According to Harvard Business Review, a prosthetic leg in the U.S. costs more than $10,000. 1.7 billion people worldwide earn less than $2 a day. It would take a poor family 5,000 days of income, or 50 years of work, to afford a $10,000 product.
ALTSO provides prosthetic limbs free of charge to children – who receive less than 20% of rehabilitation services in the developing world – at an average cost of only $250. We cover 100% of their treatment costs – which includes rehabilitation and any requisite follow-up procedures to ensure treatment is effective.
Additionally, children between the ages of four and sixteen grow at an average rate of 0.75″ annually. A prosthetic replacement is needed typically every 6-12 months for children. On average, if a child becomes limb deficient at the age of 10, he/she will need approximately 18-25 limbs throughout the course of his/her lifetime.
3 Main Components of a Prosthetic Limb:
Connects the residual limb to the mechanical support system (device).
Acts as the replacement of the “length” of the missing limb (and may also incorporate a knee or elbow joint).
The Foot & Hand
Usually made from wood, plastic or carbon fiber.

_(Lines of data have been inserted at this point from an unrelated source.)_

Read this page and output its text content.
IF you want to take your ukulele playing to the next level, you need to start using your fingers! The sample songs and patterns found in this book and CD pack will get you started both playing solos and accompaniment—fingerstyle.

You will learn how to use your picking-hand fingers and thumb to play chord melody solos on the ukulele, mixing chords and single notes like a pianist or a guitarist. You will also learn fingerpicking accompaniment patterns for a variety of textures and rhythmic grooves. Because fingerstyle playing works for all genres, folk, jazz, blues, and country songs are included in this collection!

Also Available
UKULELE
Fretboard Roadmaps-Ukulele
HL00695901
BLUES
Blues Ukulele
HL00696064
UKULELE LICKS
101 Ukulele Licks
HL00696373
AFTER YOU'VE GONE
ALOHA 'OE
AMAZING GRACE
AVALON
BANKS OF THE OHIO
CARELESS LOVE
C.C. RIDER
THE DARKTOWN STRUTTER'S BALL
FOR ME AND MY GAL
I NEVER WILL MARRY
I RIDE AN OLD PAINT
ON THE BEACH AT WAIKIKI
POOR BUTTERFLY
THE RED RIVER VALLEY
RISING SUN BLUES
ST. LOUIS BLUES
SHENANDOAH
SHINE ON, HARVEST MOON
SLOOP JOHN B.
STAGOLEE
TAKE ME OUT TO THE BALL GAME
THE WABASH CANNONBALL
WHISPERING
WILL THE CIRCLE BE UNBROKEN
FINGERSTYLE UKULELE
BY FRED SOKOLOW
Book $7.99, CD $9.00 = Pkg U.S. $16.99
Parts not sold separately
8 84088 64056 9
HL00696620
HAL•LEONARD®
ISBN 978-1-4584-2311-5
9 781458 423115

The Process: Identification to Physical Therapy:
Physical and x-ray examinations are conducted to ensure natural bone structures are present. Unnatural bone structures can sometimes result in the need for surgical intervention.

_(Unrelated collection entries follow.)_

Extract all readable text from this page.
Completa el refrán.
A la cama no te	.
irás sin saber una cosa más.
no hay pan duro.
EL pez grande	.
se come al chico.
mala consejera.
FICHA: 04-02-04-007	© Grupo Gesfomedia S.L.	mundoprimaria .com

Prosthetic sockets are custom made to fit each child’s residual limb measurements.
Physical rehabilitation ensures proper gait alignment and prosthetic limb use.

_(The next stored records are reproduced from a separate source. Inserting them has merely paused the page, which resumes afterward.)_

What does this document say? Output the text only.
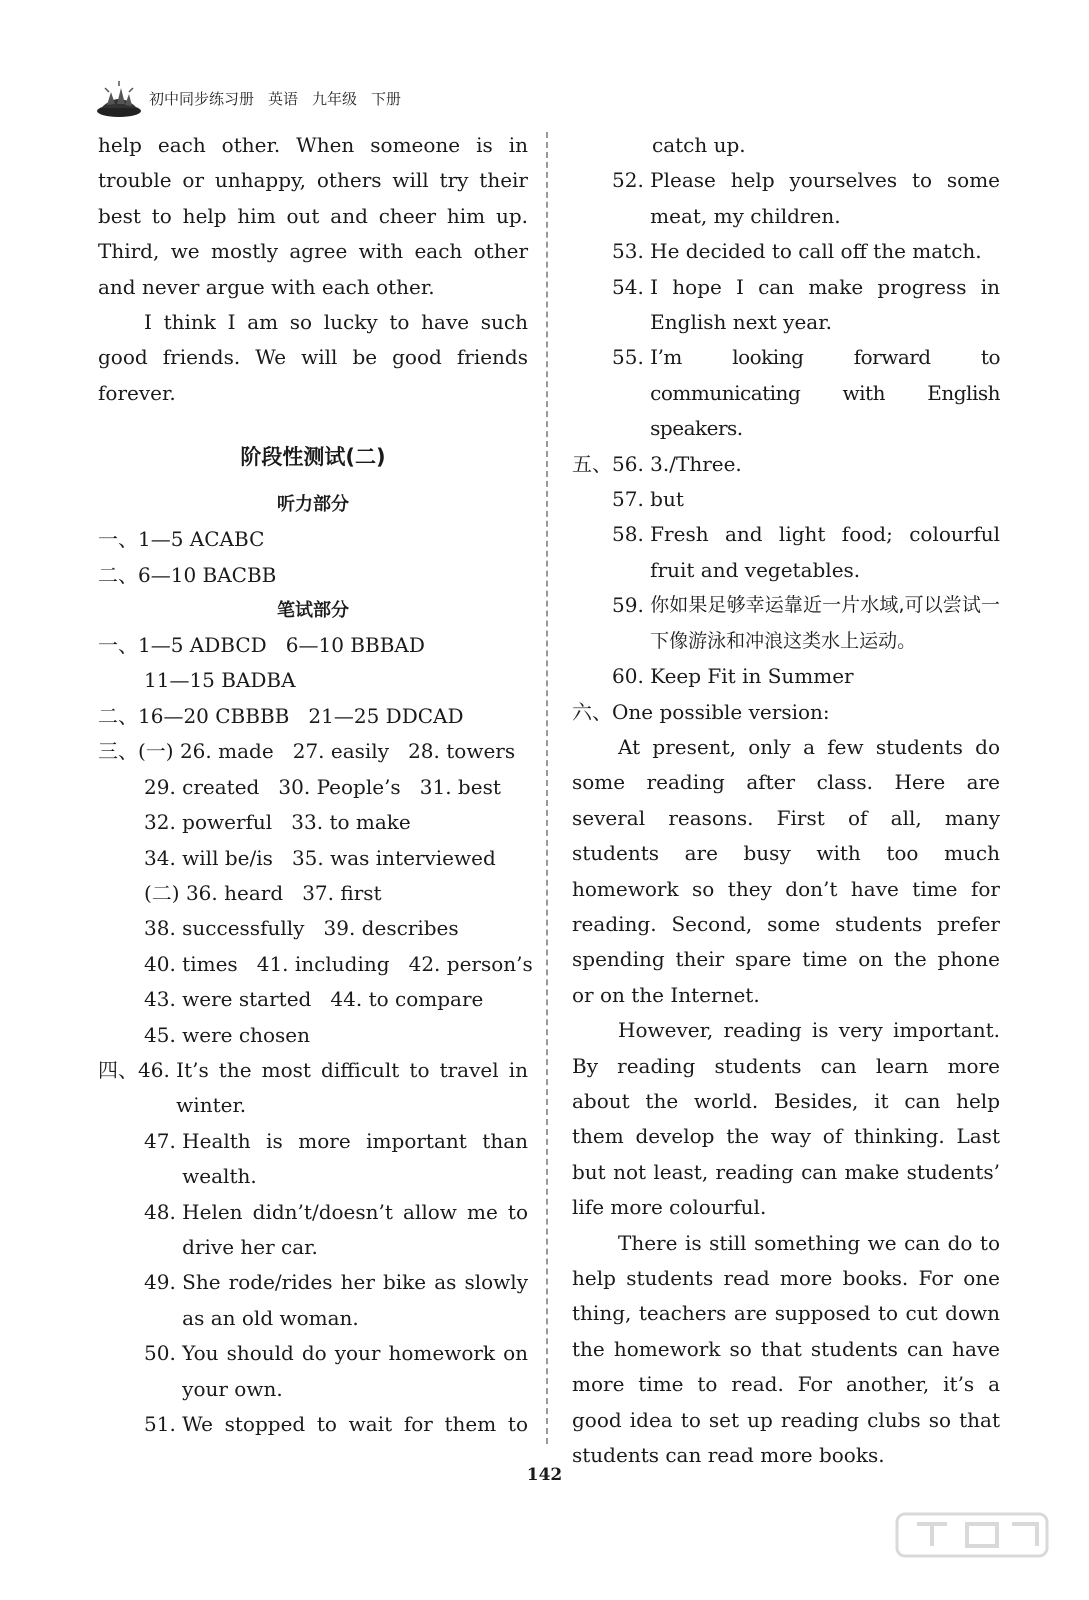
初中同步练习册 英语 九年级 下册
help each other. When someone is in trouble or unhappy, others will try their best to help him out and cheer him up. Third, we mostly agree with each other and never argue with each other.
I think I am so lucky to have such good friends. We will be good friends forever.
阶段性测试(二)
听力部分
一、1—5 ACABC
二、6—10 BACBB
笔试部分
一、1—5 ADBCD   6—10 BBBAD
11—15 BADBA
二、16—20 CBBBB   21—25 DDCAD
三、(一) 26. made   27. easily   28. towers
29. created   30. People’s   31. best
32. powerful   33. to make
34. will be/is   35. was interviewed
(二) 36. heard   37. first
38. successfully   39. describes
40. times   41. including   42. person’s
43. were started   44. to compare
45. were chosen
四、 46. It’s the most difficult to travel in winter.
47. Health is more important than wealth.
48. Helen didn’t/doesn’t allow me to drive her car.
49. She rode/rides her bike as slowly as an old woman.
50. You should do your homework on your own.
51. We stopped to wait for them to
catch up.
52. Please help yourselves to some meat, my children.
53. He decided to call off the match.
54. I hope I can make progress in English next year.
55. I’m looking forward to communicating with English speakers.
五、56. 3./Three.
57. but
58. Fresh and light food; colourful fruit and vegetables.
59. 你如果足够幸运靠近一片水域,可以尝试一下像游泳和冲浪这类水上运动。
60. Keep Fit in Summer
六、One possible version:
At present, only a few students do some reading after class. Here are several reasons. First of all, many students are busy with too much homework so they don’t have time for reading. Second, some students prefer spending their spare time on the phone or on the Internet.
However, reading is very important. By reading students can learn more about the world. Besides, it can help them develop the way of thinking. Last but not least, reading can make students’ life more colourful.
There is still something we can do to help students read more books. For one thing, teachers are supposed to cut down the homework so that students can have more time to read. For another, it’s a good idea to set up reading clubs so that students can read more books.
142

Clubfoot is a congenital foot deformity characterized by feet turned inward and sometimes backward, which is caused by abnormal development of the muscles, tendons and bones in the foot while the fetus is forming during pregnancy.
Of the estimated 200,000 babies born with clubfoot a year, more than 80% live in the developing world, and most of these babies are left untreated or receive inadequate care. ALTSO’s programs use the minimally-invasive and 95% effective Ponseti technique to straighten the feet of patients at an average cost of $400. The brace that is used to prevent reoccurrence is only $25.
The Ponseti Method of Clubfoot Correction
The Ponseti method of clubfoot correction was developed over 50 years ago by Dr. Ignacio Ponseti. It involves a minimally invasive surgical procedure to release the tendon, followed by a series of gentle manual manipulations of the child’s foot, the application of plaster casts to retain the degree of correction and soften the ligaments, and bracing to avoid recurrence. The Ponseti method is effective in 95% of clubfoot cases and is rapidly becoming recognized as the least invasive and most economic method of clubfoot correction. This method is the most highly recommended technique for the developing world because of its cost-efficiency, effectiveness, and ability to be taught to a wide range of health care providers, including therapists and orthopedic assistants.
Surgical Correction of Clubfoot
Neglected clubfoot occurs when the deformity is not promptly diagnosed and corrected appropriately; the Ponseti technique should only be used until the age of 2. Because few developing countries have either screening or treatment programs, neglected clubfoot is one of the most common causes of physical disability in the developing world. The only treatment available to a patient with neglected clubfoot is surgical, which is more expensive and less effective.
Corrective surgery corrects or manages impairment, controls pain, maximizes movement, balance and coordination, increases functionality and optimizes independence. Orthopedic surgery focuses on improving mobility and body movement, such as:
Fine Motor Skills
hand, wrists, finger, foot, ankles, toes, lip, and tongue movements
Gross Motor Skills
sitting, standing, crawling, walking, running, wheeled mobility, and adapted mobility
Balance & Coordination
head control, trunk control, posture, and standing
99% of children in the developing world in need of surgical care will never receive treatment simply because they are too poor to afford it. ALTSO identifies children through local community outreach programs to provide free surgery, post-operative care and rehabilitation until the age of 18 – at an average cost of only $500 per child.